25. A method for making a medical device that has a hydrophilic coating, said method comprising:

(a) providing the medical device having a plurality of medical-device surface functional groups;

(b) providing a coating polymer that comprises units of at least a hydrophilic monomer and units of a silane coupling agent that has coupling functional groups capable of interacting with at least a portion of the medical-device surface functional groups; and

(c) contacting the medical device with the coating polymer to couple the coating polymer to the surface of the medical device.

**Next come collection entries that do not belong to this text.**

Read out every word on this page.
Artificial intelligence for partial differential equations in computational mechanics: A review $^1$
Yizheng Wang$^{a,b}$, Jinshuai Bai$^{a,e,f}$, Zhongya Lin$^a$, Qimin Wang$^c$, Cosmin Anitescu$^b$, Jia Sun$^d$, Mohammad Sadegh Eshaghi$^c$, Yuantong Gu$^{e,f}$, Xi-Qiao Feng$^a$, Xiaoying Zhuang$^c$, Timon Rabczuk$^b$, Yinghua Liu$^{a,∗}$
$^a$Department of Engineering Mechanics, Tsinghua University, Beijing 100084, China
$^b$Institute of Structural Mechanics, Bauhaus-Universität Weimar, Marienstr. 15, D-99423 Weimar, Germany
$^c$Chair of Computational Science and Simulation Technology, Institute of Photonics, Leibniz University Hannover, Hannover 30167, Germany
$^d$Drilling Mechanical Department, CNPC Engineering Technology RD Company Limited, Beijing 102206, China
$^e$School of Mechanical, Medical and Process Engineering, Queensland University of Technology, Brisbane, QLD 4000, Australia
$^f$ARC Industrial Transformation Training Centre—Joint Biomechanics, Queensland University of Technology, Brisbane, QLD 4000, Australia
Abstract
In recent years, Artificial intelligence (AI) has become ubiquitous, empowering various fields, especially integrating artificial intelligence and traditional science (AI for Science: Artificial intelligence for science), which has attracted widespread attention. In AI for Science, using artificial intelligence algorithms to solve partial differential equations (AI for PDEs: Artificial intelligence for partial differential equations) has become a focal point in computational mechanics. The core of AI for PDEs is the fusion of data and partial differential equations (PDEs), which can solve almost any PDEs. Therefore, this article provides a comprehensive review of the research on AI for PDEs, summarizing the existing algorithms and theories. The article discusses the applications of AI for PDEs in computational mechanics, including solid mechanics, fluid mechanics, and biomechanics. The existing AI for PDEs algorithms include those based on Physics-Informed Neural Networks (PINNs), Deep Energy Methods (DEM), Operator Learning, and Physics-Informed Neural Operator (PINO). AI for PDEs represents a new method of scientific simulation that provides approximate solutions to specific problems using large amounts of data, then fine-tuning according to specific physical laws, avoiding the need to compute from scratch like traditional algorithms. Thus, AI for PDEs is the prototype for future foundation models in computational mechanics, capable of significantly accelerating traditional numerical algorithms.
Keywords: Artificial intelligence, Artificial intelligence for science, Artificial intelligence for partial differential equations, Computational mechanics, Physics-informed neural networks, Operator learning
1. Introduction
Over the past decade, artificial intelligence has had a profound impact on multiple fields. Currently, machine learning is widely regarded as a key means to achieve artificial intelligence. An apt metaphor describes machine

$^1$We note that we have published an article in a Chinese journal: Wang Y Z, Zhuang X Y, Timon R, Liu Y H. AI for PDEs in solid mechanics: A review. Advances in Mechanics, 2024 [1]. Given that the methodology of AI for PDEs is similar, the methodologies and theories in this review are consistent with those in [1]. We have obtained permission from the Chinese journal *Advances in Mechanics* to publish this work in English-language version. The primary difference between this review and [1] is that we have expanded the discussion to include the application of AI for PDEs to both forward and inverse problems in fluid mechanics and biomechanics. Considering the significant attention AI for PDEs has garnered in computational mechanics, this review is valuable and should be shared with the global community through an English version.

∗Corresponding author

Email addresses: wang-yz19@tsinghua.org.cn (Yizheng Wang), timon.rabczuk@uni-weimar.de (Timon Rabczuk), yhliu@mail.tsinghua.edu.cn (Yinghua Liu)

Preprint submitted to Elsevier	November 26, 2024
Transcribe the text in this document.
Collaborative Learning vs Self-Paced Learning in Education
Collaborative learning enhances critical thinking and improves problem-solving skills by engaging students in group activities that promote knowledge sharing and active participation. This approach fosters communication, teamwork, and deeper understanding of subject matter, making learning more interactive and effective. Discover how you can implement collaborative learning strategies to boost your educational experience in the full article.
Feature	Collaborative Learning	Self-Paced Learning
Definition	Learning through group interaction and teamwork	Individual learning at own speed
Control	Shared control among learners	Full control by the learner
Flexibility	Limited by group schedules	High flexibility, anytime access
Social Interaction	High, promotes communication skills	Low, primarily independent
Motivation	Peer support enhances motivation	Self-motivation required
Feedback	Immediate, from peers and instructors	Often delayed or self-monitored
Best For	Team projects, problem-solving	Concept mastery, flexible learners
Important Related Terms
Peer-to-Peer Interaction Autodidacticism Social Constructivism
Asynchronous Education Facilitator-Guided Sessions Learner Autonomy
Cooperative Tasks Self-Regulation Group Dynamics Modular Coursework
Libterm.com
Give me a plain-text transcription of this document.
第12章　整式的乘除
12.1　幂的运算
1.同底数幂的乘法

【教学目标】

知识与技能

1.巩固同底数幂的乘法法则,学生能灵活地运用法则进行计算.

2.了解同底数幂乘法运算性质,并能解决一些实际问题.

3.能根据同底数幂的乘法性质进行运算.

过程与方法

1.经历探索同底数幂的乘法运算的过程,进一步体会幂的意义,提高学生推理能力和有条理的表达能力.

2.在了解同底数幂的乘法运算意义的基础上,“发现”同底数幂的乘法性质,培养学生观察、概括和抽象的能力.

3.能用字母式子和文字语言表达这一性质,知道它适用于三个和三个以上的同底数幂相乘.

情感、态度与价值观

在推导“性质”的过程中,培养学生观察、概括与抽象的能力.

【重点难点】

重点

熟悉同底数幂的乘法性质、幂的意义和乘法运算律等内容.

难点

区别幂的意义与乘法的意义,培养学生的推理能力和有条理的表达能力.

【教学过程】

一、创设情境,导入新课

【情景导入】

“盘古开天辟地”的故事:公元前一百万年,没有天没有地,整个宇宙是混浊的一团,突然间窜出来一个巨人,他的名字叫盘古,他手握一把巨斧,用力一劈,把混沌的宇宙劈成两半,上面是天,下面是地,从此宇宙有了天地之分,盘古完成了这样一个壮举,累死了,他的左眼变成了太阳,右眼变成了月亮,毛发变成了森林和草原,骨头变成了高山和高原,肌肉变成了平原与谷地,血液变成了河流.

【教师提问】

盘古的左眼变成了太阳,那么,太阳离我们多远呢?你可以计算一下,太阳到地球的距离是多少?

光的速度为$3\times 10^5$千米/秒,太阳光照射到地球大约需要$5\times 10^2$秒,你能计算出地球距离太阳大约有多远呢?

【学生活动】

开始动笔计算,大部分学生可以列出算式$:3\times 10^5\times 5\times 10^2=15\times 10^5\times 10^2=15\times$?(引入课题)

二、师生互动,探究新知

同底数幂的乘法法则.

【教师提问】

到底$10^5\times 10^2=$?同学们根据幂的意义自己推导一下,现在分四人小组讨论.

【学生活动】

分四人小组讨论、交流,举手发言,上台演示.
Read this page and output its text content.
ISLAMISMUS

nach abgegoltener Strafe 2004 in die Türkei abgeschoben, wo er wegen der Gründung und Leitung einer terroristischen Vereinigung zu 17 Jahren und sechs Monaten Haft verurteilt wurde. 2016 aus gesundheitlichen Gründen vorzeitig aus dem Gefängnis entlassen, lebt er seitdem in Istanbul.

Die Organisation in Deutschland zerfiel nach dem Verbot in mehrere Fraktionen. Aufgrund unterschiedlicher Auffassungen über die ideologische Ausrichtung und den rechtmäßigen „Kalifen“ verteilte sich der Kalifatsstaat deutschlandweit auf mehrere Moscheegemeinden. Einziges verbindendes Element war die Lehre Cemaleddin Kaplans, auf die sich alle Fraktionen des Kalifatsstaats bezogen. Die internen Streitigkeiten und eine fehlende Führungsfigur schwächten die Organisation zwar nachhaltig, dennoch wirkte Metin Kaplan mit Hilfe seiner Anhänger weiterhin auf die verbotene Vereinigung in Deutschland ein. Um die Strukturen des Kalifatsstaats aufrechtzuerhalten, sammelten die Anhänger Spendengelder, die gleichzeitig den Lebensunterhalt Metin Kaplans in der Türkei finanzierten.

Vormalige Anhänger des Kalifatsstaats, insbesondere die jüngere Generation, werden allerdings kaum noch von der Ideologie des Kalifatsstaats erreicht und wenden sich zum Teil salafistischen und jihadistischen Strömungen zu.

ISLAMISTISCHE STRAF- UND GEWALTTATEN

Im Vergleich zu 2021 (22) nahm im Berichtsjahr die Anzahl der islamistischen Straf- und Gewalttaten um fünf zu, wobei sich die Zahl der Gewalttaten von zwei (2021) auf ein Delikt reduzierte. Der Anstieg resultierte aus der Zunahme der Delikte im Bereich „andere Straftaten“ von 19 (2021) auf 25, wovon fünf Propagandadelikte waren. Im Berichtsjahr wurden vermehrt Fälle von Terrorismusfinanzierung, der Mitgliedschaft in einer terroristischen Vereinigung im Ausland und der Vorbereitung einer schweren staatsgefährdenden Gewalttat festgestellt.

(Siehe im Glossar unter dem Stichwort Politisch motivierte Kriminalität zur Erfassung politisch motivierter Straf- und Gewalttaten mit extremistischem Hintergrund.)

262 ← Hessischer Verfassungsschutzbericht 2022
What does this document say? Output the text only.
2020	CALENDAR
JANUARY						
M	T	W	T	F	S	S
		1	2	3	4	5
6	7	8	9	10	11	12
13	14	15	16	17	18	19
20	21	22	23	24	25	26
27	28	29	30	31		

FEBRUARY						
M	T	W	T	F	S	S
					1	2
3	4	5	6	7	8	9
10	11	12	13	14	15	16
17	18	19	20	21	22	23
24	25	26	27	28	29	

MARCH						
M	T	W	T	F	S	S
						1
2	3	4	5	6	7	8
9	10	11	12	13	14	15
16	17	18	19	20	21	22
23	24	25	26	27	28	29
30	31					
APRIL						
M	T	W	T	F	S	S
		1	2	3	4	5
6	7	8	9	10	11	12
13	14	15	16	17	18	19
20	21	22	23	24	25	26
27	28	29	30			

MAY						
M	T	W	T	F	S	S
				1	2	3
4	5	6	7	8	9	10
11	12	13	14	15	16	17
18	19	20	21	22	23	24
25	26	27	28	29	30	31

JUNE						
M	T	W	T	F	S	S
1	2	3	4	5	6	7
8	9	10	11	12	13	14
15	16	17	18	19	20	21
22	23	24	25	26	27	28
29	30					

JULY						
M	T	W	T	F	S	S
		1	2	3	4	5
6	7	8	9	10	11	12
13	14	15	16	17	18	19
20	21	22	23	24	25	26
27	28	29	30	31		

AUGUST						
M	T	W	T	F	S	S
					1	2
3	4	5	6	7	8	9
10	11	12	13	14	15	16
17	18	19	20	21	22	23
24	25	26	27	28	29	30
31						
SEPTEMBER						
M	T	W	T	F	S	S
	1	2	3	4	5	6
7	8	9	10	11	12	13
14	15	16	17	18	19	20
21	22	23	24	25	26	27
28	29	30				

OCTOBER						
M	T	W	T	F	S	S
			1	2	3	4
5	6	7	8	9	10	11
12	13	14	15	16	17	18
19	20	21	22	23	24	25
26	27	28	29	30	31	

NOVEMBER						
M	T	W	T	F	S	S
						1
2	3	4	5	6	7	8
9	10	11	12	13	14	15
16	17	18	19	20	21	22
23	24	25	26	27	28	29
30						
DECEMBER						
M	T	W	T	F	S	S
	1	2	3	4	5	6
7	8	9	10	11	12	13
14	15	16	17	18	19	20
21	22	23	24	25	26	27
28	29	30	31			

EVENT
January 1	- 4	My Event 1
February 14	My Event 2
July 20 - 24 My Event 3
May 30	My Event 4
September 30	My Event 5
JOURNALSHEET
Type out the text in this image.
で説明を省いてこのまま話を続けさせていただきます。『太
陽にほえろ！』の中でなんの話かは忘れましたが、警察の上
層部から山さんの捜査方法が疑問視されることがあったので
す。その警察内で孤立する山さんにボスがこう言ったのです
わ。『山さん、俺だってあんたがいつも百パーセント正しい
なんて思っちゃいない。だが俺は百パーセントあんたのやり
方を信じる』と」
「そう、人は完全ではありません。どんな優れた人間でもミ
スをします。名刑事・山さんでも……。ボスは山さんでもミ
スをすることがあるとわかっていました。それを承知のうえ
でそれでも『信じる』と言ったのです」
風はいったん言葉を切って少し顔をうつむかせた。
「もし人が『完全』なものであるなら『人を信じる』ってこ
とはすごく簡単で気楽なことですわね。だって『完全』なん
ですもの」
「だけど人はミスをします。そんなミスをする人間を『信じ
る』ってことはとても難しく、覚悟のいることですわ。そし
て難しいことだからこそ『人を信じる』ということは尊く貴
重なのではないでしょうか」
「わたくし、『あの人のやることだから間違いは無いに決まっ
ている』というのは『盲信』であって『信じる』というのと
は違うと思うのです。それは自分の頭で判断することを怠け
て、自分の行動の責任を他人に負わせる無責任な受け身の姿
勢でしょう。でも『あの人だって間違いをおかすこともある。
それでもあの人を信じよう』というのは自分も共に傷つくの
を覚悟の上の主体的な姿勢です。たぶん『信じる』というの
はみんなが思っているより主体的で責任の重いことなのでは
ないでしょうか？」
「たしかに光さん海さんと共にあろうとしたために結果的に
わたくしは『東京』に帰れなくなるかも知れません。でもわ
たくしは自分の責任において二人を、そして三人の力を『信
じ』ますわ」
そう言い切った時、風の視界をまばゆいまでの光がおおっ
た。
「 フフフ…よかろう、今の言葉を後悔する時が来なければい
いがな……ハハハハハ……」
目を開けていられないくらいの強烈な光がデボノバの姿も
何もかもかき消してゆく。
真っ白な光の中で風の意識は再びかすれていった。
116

26. The method of claim 25, further comprising the step of treating the medical device to increase a population of the medical-device surface functional groups.

27. The method of claim 26, wherein the step of treating the medical device comprises exposing the medical device to a corona discharge or a plasma discharge treatment.

28. A method for making a medical device that has a hydrophilic coating, said method comprising:

(b) providing at least a hydrophilic monomer having a polymerizable group and at least a silane coupling agent having a polymerizable group; and

(c) contacting the medical device with the hydrophilic monomer and the silane coupling agent simultaneously to form the hydrophilic coating.

29. The method of claim 29, further comprising the step of treating the medical device to increase a population of the medical-device surface functional groups.

30. The method of claim 31, wherein the step of treating the medical device comprises exposing the medical device to a corona discharge or a plasma discharge treatment.

31. A method for making a medical device that has a hydrophilic coating, said method comprising:

(a) contacting the medical device having a plurality of medical-device surface functional groups with at least a silane coupling agent having at least a coupling functional group and at least a first reactive functional group, the coupling functional group being capable of interacting with the medical-device surface functional groups, producing the medical device having attached coupling agent;

(b) providing a hydrophilic coating polymer comprising units of at least a hydrophilic monomer and a second monomer that has a second reactive functional group that is capable of reacting with the first reactive functional group; and

(c) contacting the medical device having attached coupling agent with the hydrophilic coating polymer to form the hydrophilic coating on the medical device.

32. The method of claim 31, further comprising the step of treating the medical device to increase a population of the medical-device surface functional groups.

33. The method of claim 35, wherein the step of treating the medical device comprises exposing the medical device to a corona discharge or a plasma discharge treatment.